Elle, I'm going to attempt the "I want to be friends" thing. I'm not sure how that will work. I'm sure he'll cry b/c he cried before when I told him that I wasn't really sure how into this whole thing I am. I feel so bad, but I just know that we aren't right for each other and how long am I supposed to prolong it? It will just make it worse.
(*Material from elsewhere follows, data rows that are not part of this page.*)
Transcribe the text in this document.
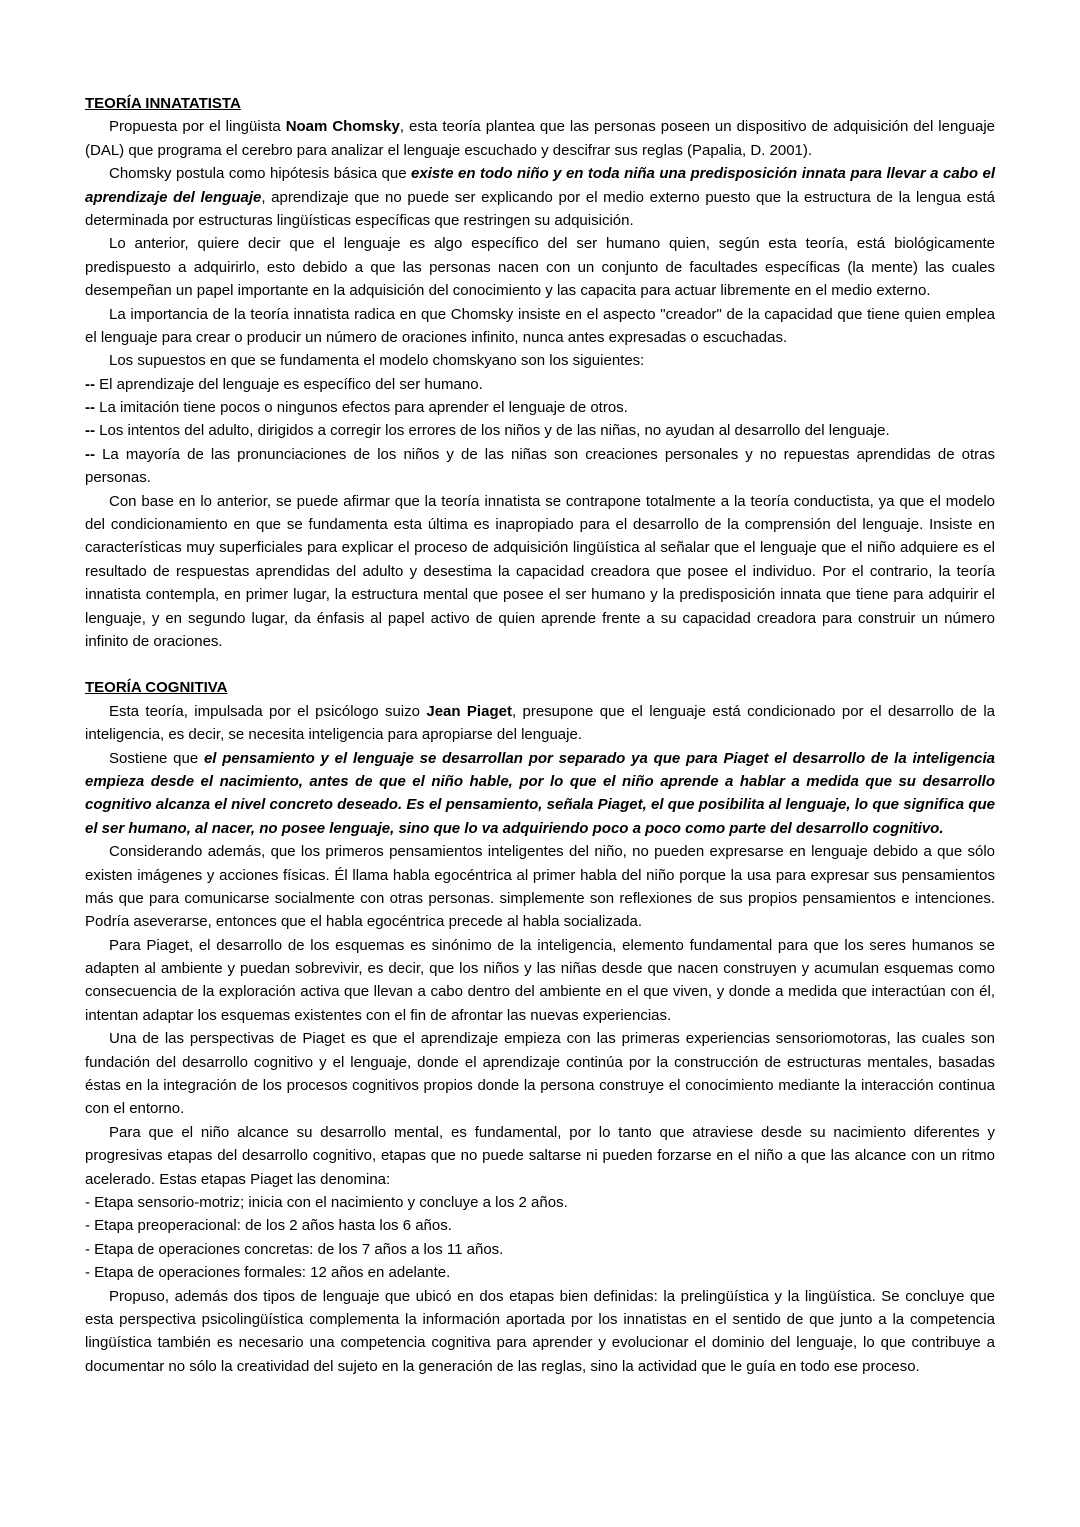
TEORÍA INNATATISTA

Propuesta por el lingüista Noam Chomsky, esta teoría plantea que las personas poseen un dispositivo de adquisición del lenguaje (DAL) que programa el cerebro para analizar el lenguaje escuchado y descifrar sus reglas (Papalia, D. 2001).

Chomsky postula como hipótesis básica que existe en todo niño y en toda niña una predisposición innata para llevar a cabo el aprendizaje del lenguaje, aprendizaje que no puede ser explicando por el medio externo puesto que la estructura de la lengua está determinada por estructuras lingüísticas específicas que restringen su adquisición.

Lo anterior, quiere decir que el lenguaje es algo específico del ser humano quien, según esta teoría, está biológicamente predispuesto a adquirirlo, esto debido a que las personas nacen con un conjunto de facultades específicas (la mente) las cuales desempeñan un papel importante en la adquisición del conocimiento y las capacita para actuar libremente en el medio externo.

La importancia de la teoría innatista radica en que Chomsky insiste en el aspecto "creador" de la capacidad que tiene quien emplea el lenguaje para crear o producir un número de oraciones infinito, nunca antes expresadas o escuchadas.

Los supuestos en que se fundamenta el modelo chomskyano son los siguientes:

-- El aprendizaje del lenguaje es específico del ser humano.

-- La imitación tiene pocos o ningunos efectos para aprender el lenguaje de otros.

-- Los intentos del adulto, dirigidos a corregir los errores de los niños y de las niñas, no ayudan al desarrollo del lenguaje.

-- La mayoría de las pronunciaciones de los niños y de las niñas son creaciones personales y no repuestas aprendidas de otras personas.

Con base en lo anterior, se puede afirmar que la teoría innatista se contrapone totalmente a la teoría conductista, ya que el modelo del condicionamiento en que se fundamenta esta última es inapropiado para el desarrollo de la comprensión del lenguaje. Insiste en características muy superficiales para explicar el proceso de adquisición lingüística al señalar que el lenguaje que el niño adquiere es el resultado de respuestas aprendidas del adulto y desestima la capacidad creadora que posee el individuo. Por el contrario, la teoría innatista contempla, en primer lugar, la estructura mental que posee el ser humano y la predisposición innata que tiene para adquirir el lenguaje, y en segundo lugar, da énfasis al papel activo de quien aprende frente a su capacidad creadora para construir un número infinito de oraciones.

TEORÍA COGNITIVA

Esta teoría, impulsada por el psicólogo suizo Jean Piaget, presupone que el lenguaje está condicionado por el desarrollo de la inteligencia, es decir, se necesita inteligencia para apropiarse del lenguaje.

Sostiene que el pensamiento y el lenguaje se desarrollan por separado ya que para Piaget el desarrollo de la inteligencia empieza desde el nacimiento, antes de que el niño hable, por lo que el niño aprende a hablar a medida que su desarrollo cognitivo alcanza el nivel concreto deseado. Es el pensamiento, señala Piaget, el que posibilita al lenguaje, lo que significa que el ser humano, al nacer, no posee lenguaje, sino que lo va adquiriendo poco a poco como parte del desarrollo cognitivo.

Considerando además, que los primeros pensamientos inteligentes del niño, no pueden expresarse en lenguaje debido a que sólo existen imágenes y acciones físicas. Él llama habla egocéntrica al primer habla del niño porque la usa para expresar sus pensamientos más que para comunicarse socialmente con otras personas. simplemente son reflexiones de sus propios pensamientos e intenciones. Podría aseverarse, entonces que el habla egocéntrica precede al habla socializada.

Para Piaget, el desarrollo de los esquemas es sinónimo de la inteligencia, elemento fundamental para que los seres humanos se adapten al ambiente y puedan sobrevivir, es decir, que los niños y las niñas desde que nacen construyen y acumulan esquemas como consecuencia de la exploración activa que llevan a cabo dentro del ambiente en el que viven, y donde a medida que interactúan con él, intentan adaptar los esquemas existentes con el fin de afrontar las nuevas experiencias.

Una de las perspectivas de Piaget es que el aprendizaje empieza con las primeras experiencias sensoriomotoras, las cuales son fundación del desarrollo cognitivo y el lenguaje, donde el aprendizaje continúa por la construcción de estructuras mentales, basadas éstas en la integración de los procesos cognitivos propios donde la persona construye el conocimiento mediante la interacción continua con el entorno.

Para que el niño alcance su desarrollo mental, es fundamental, por lo tanto que atraviese desde su nacimiento diferentes y progresivas etapas del desarrollo cognitivo, etapas que no puede saltarse ni pueden forzarse en el niño a que las alcance con un ritmo acelerado. Estas etapas Piaget las denomina:

- Etapa sensorio-motriz; inicia con el nacimiento y concluye a los 2 años.

- Etapa preoperacional: de los 2 años hasta los 6 años.

- Etapa de operaciones concretas: de los 7 años a los 11 años.

- Etapa de operaciones formales: 12 años en adelante.

Propuso, además dos tipos de lenguaje que ubicó en dos etapas bien definidas: la prelingüística y la lingüística. Se concluye que esta perspectiva psicolingüística complementa la información aportada por los innatistas en el sentido de que junto a la competencia lingüística también es necesario una competencia cognitiva para aprender y evolucionar el dominio del lenguaje, lo que contribuye a documentar no sólo la creatividad del sujeto en la generación de las reglas, sino la actividad que le guía en todo ese proceso.
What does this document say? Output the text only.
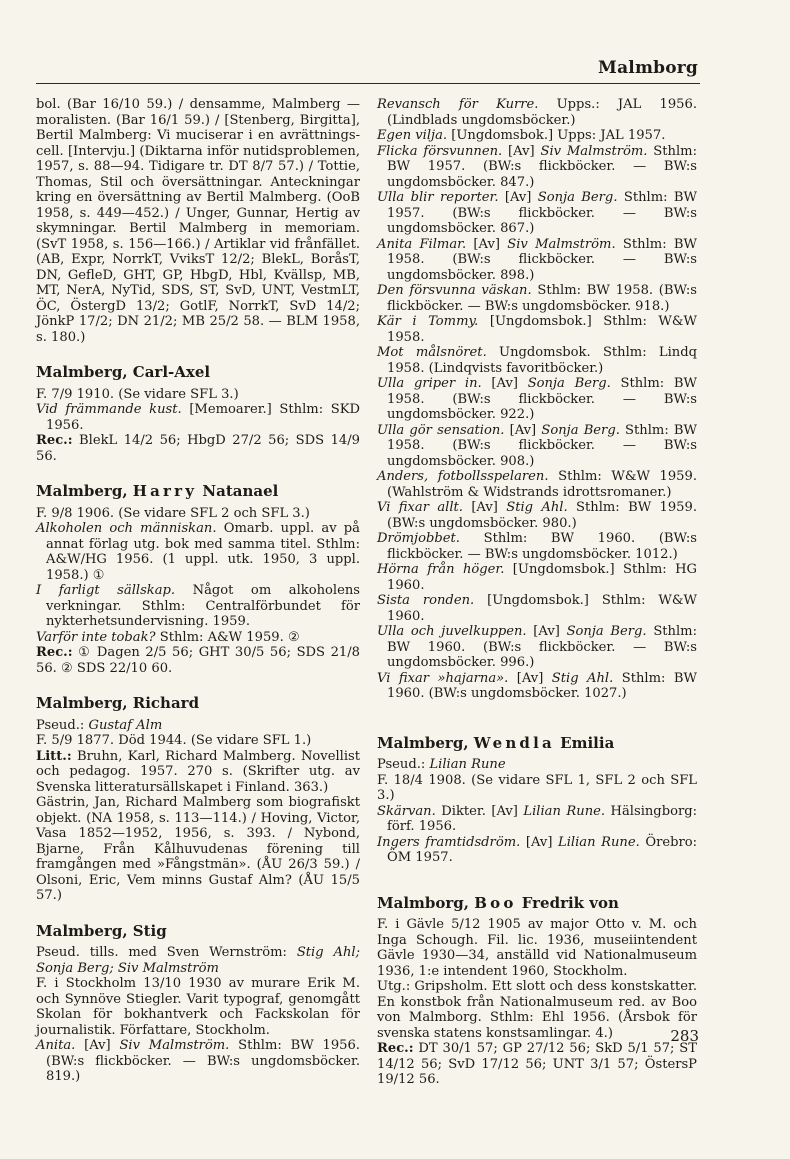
Malmborg

bol. (Bar 16/10 59.) / densamme, Malmberg — moralisten. (Bar 16/1 59.) / [Stenberg, Birgitta], Bertil Malmberg: Vi muciserar i en avrättnings-cell. [Intervju.] (Diktarna inför nutidsproblemen, 1957, s. 88—94. Tidigare tr. DT 8/7 57.) / Tottie, Thomas, Stil och översättningar. Anteckningar kring en översättning av Bertil Malmberg. (OoB 1958, s. 449—452.) / Unger, Gunnar, Hertig av skymningar. Bertil Malmberg in memoriam. (SvT 1958, s. 156—166.) / Artiklar vid frånfället. (AB, Expr, NorrkT, VviksT 12/2; BlekL, BoråsT, DN, GefleD, GHT, GP, HbgD, Hbl, Kvällsp, MB, MT, NerA, NyTid, SDS, ST, SvD, UNT, VestmLT, ÖC, ÖstergD 13/2; GotlF, NorrkT, SvD 14/2; JönkP 17/2; DN 21/2; MB 25/2 58. — BLM 1958, s. 180.)

Malmberg, Carl-Axel

F. 7/9 1910. (Se vidare SFL 3.)

Vid främmande kust. [Memoarer.] Sthlm: SKD 1956.

Rec.: BlekL 14/2 56; HbgD 27/2 56; SDS 14/9 56.

Malmberg, Harry Natanael

F. 9/8 1906. (Se vidare SFL 2 och SFL 3.)

Alkoholen och människan. Omarb. uppl. av på annat förlag utg. bok med samma titel. Sthlm: A&W/HG 1956. (1 uppl. utk. 1950, 3 uppl. 1958.) ①

I farligt sällskap. Något om alkoholens verkningar. Sthlm: Centralförbundet för nykterhetsundervisning. 1959.

Varför inte tobak? Sthlm: A&W 1959. ②

Rec.: ① Dagen 2/5 56; GHT 30/5 56; SDS 21/8 56. ② SDS 22/10 60.

Malmberg, Richard

Pseud.: Gustaf Alm

F. 5/9 1877. Död 1944. (Se vidare SFL 1.)

Litt.: Bruhn, Karl, Richard Malmberg. Novellist och pedagog. 1957. 270 s. (Skrifter utg. av Svenska litteratursällskapet i Finland. 363.)

Gästrin, Jan, Richard Malmberg som biografiskt objekt. (NA 1958, s. 113—114.) / Hoving, Victor, Vasa 1852—1952, 1956, s. 393. / Nybond, Bjarne, Från Kålhuvudenas förening till framgången med »Fångstmän». (ÅU 26/3 59.) / Olsoni, Eric, Vem minns Gustaf Alm? (ÅU 15/5 57.)

Malmberg, Stig

Pseud. tills. med Sven Wernström: Stig Ahl; Sonja Berg; Siv Malmström

F. i Stockholm 13/10 1930 av murare Erik M. och Synnöve Stiegler. Varit typograf, genomgått Skolan för bokhantverk och Fackskolan för journalistik. Författare, Stockholm.

Anita. [Av] Siv Malmström. Sthlm: BW 1956. (BW:s flickböcker. — BW:s ungdomsböcker. 819.)

Revansch för Kurre. Upps.: JAL 1956. (Lindblads ungdomsböcker.)

Egen vilja. [Ungdomsbok.] Upps: JAL 1957.

Flicka försvunnen. [Av] Siv Malmström. Sthlm: BW 1957. (BW:s flickböcker. — BW:s ungdomsböcker. 847.)

Ulla blir reporter. [Av] Sonja Berg. Sthlm: BW 1957. (BW:s flickböcker. — BW:s ungdomsböcker. 867.)

Anita Filmar. [Av] Siv Malmström. Sthlm: BW 1958. (BW:s flickböcker. — BW:s ungdomsböcker. 898.)

Den försvunna väskan. Sthlm: BW 1958. (BW:s flickböcker. — BW:s ungdomsböcker. 918.)

Kär i Tommy. [Ungdomsbok.] Sthlm: W&W 1958.

Mot målsnöret. Ungdomsbok. Sthlm: Lindq 1958. (Lindqvists favoritböcker.)

Ulla griper in. [Av] Sonja Berg. Sthlm: BW 1958. (BW:s flickböcker. — BW:s ungdomsböcker. 922.)

Ulla gör sensation. [Av] Sonja Berg. Sthlm: BW 1958. (BW:s flickböcker. — BW:s ungdomsböcker. 908.)

Anders, fotbollsspelaren. Sthlm: W&W 1959. (Wahlström & Widstrands idrottsromaner.)

Vi fixar allt. [Av] Stig Ahl. Sthlm: BW 1959. (BW:s ungdomsböcker. 980.)

Drömjobbet. Sthlm: BW 1960. (BW:s flickböcker. — BW:s ungdomsböcker. 1012.)

Hörna från höger. [Ungdomsbok.] Sthlm: HG 1960.

Sista ronden. [Ungdomsbok.] Sthlm: W&W 1960.

Ulla och juvelkuppen. [Av] Sonja Berg. Sthlm: BW 1960. (BW:s flickböcker. — BW:s ungdomsböcker. 996.)

Vi fixar »hajarna». [Av] Stig Ahl. Sthlm: BW 1960. (BW:s ungdomsböcker. 1027.)

Malmberg, Wendla Emilia

Pseud.: Lilian Rune

F. 18/4 1908. (Se vidare SFL 1, SFL 2 och SFL 3.)

Skärvan. Dikter. [Av] Lilian Rune. Hälsingborg: förf. 1956.

Ingers framtidsdröm. [Av] Lilian Rune. Örebro: ÖM 1957.

Malmborg, Boo Fredrik von

F. i Gävle 5/12 1905 av major Otto v. M. och Inga Schough. Fil. lic. 1936, museiintendent Gävle 1930—34, anställd vid Nationalmuseum 1936, 1:e intendent 1960, Stockholm.

Utg.: Gripsholm. Ett slott och dess konstskatter. En konstbok från Nationalmuseum red. av Boo von Malmborg. Sthlm: Ehl 1956. (Årsbok för svenska statens konstsamlingar. 4.)

Rec.: DT 30/1 57; GP 27/12 56; SkD 5/1 57; ST 14/12 56; SvD 17/12 56; UNT 3/1 57; ÖstersP 19/12 56.

283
Eeeew! That TOTALLY reminds me of this guy I dated (the one who took on my interests too)--are you sure you're not dating one of my ex boyfriends? Ugh. I don't know what it is about boys crying over a girl, but I cannot handle it. Especially when you're just dating. I mean, ugh! It is so unattractive.
(I probably sound like THE biggest bitch ever, but seriously, once the tears started rolling, I'd be soooooooooooooo outta there!)
NylaBelle wrote: Elle, I'm going to attempt the "I want to be friends" thing. I'm not sure how that will work. I'm sure he'll cry b/c he cried before when I told him that I wasn't really sure how into this whole thing I am. I feel so bad, but I just know that we aren't right for each other and how long am I supposed to prolong it? It will just make it worse. Eeeew! That TOTALLY reminds me of this guy I dated (the one who took on my interests too)--are you sure you're not dating one of my ex boyfriends? Ugh. I don't know what it is about boys crying over a girl, but I cannot handle it. Especially when you're just dating. I mean, ugh! It is so unattractive. (I probably sound like THE biggest bitch ever, but seriously, once the tears started rolling, I'd be soooooooooooooo outta there!)
Oh gawd, yes!!! I totally flipped out when he started crying. I mean, seriously, it's been a month and we're not exclusive at all! Hello!!! I saw my ex cry over me a few times, but we were seriously together, so it wasn't that bad. And he was drunk. Weird things happen when one is drunk.
But yeah, I'm totally freaked out by how emotionally needy he is. I can't take it. It's like my ex was one extreme and this guy is the other. Where's the happy medium??!! Oh wait, that would be N. Teehee!! I'm giddy.
Hey, I haven't been posting on this before, but I just wanted to say I'm glad things are going so well with N! May will be here before you know it.
And also, whoa, I can really see why T would be freaking you out. That is some seriously clingy, annoying behavior. I hope he can keep his emotions together when you finally break it off.
NylaBelle-I love your updates!! You are being so straight up in your approach with T. Good for you! I hope you and N. have a happily ever after! You certainly deserve it after all you've been through! (BTW - you are darling in your TS posts! glad you got a DigCam!)
Scarlett, I fear the actual moment that I break the news to him. I feel like he's going to be a total basketcase. Apparently (and this freaks me out even more), he told everyone at his job that I was his girlfriend after we had been out on a two or three dates. AAAHHHHHH!!!
KE, thanks. I hope things work out, too. Time will tell, I suppose. I seriously am counting the days until May.
Hmmm...maybe you should break the news to him in a public place? That would be easier on you than being alone somewhere, I think. He might keep his tear ducts in check a little more if there are other people around.